Я чувствовал себя на пороге чего-то ужасающего, но у меня не было другого выбора, кроме как противостоять этому. — Не знаю.
— Тогда я решу за тебя. — Гнев поднес руку к лицу. Он взялся за маску горгульи и отделил ее от остальной части своего бронированного панциря.
Стало понятно, что мы были почти совершенными противоположностями друг друга. Я был живой плотью, обернутой вокруг ядра мертвого механизма. Он был механизмом, обернутым вокруг ядра мертвой плоти.
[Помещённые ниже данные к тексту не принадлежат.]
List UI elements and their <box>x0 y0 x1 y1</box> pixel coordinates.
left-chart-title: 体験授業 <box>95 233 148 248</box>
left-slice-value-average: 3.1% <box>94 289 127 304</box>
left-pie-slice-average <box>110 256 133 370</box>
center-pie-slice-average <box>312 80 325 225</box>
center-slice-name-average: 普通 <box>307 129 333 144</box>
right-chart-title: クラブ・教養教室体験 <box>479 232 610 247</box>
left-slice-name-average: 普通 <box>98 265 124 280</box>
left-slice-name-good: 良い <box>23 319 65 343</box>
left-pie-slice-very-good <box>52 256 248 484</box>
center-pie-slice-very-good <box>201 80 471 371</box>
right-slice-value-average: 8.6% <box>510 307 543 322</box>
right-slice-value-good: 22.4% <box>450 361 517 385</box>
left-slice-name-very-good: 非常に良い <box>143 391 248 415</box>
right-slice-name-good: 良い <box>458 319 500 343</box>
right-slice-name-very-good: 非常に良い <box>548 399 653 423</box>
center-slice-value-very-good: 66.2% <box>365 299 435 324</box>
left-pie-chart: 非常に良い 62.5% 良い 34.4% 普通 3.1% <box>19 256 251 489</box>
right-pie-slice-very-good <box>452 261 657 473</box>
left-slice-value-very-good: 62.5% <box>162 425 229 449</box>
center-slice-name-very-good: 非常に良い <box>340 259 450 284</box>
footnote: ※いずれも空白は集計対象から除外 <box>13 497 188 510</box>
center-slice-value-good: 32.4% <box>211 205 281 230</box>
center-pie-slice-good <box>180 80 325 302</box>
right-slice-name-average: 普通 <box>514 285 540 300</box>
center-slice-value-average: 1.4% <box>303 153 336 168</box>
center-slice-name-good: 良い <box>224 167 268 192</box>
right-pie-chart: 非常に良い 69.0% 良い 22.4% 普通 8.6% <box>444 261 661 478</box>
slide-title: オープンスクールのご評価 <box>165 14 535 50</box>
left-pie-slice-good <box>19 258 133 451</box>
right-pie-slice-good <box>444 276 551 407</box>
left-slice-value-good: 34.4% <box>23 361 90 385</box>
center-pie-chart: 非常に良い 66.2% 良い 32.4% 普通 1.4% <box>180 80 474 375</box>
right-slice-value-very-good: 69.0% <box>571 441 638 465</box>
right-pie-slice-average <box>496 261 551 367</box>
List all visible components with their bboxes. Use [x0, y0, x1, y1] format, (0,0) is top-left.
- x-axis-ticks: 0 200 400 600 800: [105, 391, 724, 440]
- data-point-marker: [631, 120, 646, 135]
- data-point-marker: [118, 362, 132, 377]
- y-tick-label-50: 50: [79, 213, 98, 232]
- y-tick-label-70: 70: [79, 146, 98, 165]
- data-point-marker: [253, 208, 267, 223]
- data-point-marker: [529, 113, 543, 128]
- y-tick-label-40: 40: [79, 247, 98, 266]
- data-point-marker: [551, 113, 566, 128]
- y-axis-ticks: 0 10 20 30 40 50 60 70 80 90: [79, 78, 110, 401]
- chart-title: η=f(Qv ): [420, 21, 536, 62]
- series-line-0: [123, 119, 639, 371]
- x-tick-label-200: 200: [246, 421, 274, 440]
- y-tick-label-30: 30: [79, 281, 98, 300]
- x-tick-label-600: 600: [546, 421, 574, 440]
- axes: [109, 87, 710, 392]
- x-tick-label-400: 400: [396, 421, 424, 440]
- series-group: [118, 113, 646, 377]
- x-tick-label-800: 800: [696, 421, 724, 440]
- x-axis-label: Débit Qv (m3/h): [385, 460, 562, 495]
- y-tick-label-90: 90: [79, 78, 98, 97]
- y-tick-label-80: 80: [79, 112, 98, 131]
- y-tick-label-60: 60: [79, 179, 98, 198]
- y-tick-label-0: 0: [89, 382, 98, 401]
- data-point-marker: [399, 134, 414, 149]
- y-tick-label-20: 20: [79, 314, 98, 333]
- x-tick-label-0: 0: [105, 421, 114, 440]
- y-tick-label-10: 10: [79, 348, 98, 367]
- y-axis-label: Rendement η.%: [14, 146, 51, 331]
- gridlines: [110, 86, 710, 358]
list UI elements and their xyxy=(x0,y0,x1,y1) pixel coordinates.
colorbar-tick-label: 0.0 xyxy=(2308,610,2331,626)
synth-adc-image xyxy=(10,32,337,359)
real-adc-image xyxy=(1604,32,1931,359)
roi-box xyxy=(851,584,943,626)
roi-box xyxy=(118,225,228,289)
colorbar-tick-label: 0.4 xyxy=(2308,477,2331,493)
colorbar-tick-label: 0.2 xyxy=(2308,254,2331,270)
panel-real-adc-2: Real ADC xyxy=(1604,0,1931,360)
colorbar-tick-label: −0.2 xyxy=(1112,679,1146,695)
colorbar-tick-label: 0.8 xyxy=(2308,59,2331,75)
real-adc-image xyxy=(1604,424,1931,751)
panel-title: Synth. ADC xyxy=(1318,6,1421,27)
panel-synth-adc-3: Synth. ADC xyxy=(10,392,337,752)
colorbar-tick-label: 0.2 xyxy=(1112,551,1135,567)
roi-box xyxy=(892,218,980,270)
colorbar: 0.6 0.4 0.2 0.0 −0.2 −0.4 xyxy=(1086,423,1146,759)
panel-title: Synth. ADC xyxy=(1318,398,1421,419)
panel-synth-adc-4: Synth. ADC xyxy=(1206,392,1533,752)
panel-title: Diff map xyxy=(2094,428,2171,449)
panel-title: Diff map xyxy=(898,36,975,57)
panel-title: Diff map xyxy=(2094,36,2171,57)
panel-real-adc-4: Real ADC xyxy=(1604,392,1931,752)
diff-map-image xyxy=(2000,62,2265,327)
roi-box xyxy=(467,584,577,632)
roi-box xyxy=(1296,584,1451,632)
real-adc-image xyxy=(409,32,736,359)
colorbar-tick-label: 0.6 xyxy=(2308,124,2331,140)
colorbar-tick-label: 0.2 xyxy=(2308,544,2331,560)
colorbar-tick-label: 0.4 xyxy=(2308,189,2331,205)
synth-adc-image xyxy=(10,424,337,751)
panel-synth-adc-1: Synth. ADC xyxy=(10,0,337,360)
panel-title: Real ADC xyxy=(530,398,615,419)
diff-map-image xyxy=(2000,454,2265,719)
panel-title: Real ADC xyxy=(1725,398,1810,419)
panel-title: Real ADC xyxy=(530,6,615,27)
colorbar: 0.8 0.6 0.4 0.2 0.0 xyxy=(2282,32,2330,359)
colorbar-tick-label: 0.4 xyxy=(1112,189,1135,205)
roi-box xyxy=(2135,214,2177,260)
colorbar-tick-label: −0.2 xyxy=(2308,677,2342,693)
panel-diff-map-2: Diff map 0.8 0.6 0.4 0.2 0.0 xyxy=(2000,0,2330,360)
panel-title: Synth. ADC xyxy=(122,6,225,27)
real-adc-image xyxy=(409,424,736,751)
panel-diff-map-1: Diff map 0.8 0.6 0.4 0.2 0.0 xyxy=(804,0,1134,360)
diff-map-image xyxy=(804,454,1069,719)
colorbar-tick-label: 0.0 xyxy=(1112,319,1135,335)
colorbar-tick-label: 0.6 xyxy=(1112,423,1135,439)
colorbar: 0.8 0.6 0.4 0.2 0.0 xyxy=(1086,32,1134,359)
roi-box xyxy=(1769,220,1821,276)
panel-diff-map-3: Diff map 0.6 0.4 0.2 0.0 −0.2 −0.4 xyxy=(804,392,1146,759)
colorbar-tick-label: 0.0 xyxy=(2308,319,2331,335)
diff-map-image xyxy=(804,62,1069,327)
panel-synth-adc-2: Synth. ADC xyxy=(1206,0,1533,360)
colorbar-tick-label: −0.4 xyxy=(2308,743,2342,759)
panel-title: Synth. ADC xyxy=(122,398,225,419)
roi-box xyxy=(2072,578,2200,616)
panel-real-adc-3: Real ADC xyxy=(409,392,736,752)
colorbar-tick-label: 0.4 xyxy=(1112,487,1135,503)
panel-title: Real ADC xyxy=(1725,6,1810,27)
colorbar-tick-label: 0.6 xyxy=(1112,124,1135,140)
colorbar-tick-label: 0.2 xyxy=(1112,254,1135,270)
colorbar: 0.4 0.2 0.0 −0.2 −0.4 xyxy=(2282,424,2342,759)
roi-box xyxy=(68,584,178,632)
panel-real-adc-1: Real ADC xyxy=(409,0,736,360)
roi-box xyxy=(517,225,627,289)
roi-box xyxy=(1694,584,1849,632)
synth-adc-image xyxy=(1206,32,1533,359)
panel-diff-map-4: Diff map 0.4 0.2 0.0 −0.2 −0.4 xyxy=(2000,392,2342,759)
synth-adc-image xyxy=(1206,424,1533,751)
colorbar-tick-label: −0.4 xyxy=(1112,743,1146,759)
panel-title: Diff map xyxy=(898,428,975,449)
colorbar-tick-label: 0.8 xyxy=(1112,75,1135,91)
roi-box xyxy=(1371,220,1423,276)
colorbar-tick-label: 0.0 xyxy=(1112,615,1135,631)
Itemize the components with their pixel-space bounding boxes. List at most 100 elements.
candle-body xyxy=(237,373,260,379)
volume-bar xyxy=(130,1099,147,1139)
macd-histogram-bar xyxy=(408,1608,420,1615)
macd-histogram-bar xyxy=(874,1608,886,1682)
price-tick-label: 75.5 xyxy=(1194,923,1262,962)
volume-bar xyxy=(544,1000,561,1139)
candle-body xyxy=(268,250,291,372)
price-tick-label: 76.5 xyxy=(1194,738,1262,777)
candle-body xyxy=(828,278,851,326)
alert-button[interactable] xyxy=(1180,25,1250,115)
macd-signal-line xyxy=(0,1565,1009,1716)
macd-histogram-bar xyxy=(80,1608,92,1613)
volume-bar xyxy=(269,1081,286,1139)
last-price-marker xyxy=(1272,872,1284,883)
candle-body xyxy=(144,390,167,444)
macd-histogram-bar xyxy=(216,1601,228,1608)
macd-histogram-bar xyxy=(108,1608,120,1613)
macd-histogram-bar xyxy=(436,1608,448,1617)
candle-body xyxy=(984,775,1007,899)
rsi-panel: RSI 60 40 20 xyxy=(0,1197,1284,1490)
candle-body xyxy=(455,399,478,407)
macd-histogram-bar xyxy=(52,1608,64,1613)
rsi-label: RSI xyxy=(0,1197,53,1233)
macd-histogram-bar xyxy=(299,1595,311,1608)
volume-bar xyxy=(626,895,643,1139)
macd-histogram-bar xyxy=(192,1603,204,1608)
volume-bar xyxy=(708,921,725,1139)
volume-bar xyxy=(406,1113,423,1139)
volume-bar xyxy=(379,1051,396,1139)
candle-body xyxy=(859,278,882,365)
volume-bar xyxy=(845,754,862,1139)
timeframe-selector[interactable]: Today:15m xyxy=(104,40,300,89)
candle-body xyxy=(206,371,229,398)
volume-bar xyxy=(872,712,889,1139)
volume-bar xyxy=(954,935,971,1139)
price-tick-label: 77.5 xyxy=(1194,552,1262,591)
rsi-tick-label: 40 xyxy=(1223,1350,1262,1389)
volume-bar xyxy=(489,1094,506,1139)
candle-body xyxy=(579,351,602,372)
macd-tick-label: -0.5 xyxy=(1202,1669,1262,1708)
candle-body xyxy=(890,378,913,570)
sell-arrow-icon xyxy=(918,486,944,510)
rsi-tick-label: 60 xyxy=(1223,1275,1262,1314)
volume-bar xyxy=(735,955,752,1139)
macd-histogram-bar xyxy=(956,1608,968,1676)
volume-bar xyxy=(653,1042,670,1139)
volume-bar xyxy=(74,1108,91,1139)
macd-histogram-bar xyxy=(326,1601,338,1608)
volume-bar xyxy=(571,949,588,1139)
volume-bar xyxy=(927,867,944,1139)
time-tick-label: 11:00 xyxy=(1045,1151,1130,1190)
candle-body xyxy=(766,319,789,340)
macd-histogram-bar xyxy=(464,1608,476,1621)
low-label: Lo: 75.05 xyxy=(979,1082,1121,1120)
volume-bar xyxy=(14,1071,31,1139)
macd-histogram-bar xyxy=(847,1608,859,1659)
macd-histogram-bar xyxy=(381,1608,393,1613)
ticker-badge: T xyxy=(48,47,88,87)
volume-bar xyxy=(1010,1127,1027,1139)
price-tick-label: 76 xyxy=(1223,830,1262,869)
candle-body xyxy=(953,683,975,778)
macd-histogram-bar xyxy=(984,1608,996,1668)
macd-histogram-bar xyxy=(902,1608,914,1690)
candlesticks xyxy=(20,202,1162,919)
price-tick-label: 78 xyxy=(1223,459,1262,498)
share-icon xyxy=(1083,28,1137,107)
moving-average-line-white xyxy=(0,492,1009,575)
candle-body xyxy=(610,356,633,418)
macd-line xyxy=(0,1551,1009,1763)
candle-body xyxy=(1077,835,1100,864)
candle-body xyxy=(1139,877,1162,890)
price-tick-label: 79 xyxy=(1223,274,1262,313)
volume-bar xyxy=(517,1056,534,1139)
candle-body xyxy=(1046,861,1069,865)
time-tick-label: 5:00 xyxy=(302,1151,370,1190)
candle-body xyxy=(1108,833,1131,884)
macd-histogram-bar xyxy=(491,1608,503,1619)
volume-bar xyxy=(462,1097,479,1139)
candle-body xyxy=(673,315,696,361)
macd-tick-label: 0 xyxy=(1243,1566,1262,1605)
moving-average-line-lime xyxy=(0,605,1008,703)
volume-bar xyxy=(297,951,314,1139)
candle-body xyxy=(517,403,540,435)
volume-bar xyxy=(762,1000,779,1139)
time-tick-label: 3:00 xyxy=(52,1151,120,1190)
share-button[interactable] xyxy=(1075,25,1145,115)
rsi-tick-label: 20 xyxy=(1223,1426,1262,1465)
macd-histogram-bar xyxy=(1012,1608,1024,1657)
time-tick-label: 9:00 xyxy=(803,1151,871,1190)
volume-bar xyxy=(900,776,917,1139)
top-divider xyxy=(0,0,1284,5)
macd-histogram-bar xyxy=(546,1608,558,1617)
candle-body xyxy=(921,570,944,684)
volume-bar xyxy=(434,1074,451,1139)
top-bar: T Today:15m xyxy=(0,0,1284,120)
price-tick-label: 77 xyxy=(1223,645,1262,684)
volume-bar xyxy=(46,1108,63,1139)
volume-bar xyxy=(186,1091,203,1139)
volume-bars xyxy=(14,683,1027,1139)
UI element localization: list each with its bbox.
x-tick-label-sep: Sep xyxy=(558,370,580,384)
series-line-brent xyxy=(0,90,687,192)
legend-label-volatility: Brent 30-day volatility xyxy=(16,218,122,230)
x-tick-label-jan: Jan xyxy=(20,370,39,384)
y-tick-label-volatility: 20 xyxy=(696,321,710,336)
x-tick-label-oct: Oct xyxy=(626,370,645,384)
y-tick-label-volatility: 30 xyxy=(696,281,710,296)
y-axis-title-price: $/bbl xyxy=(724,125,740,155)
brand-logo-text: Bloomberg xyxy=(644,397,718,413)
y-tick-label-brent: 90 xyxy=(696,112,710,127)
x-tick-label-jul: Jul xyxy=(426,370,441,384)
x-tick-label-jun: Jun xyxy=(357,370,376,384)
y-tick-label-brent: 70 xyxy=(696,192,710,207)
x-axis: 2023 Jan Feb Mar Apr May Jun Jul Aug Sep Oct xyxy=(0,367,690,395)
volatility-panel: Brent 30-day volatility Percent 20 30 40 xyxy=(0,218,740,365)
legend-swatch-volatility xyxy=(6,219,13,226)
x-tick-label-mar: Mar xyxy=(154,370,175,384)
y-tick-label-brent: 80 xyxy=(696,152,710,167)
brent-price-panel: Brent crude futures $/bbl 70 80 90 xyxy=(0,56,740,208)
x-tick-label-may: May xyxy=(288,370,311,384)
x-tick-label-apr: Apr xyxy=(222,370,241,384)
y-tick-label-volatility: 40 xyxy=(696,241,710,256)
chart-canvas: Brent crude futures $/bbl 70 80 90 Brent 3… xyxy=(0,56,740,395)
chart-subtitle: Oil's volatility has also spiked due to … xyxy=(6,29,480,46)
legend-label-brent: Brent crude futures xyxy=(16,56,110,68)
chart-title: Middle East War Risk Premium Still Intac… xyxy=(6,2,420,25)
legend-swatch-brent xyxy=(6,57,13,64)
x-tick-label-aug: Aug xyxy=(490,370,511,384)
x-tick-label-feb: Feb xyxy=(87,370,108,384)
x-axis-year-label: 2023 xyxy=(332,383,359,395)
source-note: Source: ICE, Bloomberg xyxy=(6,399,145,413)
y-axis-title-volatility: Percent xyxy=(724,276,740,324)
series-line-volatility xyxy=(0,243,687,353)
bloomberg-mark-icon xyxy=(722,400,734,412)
Когда передо мной предстал безликий череп, я увидел, что внутри него что-то есть, что-то более древнее, чем само Лучезарное Содружество. Что-то бледное и мумифицированное; что-то с пустыми глазницами и тонкими губами, приоткрытыми в оскале коричневых зубов.
Лицо в руке Гнева говорило: — Я никогда не хотел забывать, Меркурио. Пока ты не придешь ко мне.
Возможно, с этим трудно смириться, но к тому времени, когда я вернулся в Великий Дом, моя решимость стала абсолютной. Я точно знал, что собираюсь делать. Я служил императору всеми фибрами души на протяжении всего своего существования. Полюбил его и восхищался им как за присущую ему человечность, так и за то, как мудро он управлял Лучезарным Содружеством. Он был хорошим человеком, пытавшимся сделать мир лучше для своих сограждан. Если бы я сомневался в этом, мне стоило только задуматься о сострадании, которое он проявил к возвышенному Враце, или о его отвращении к политическим методам, применяемым в тех частях Содружества, которые еще не подчинились просвещенному правительству.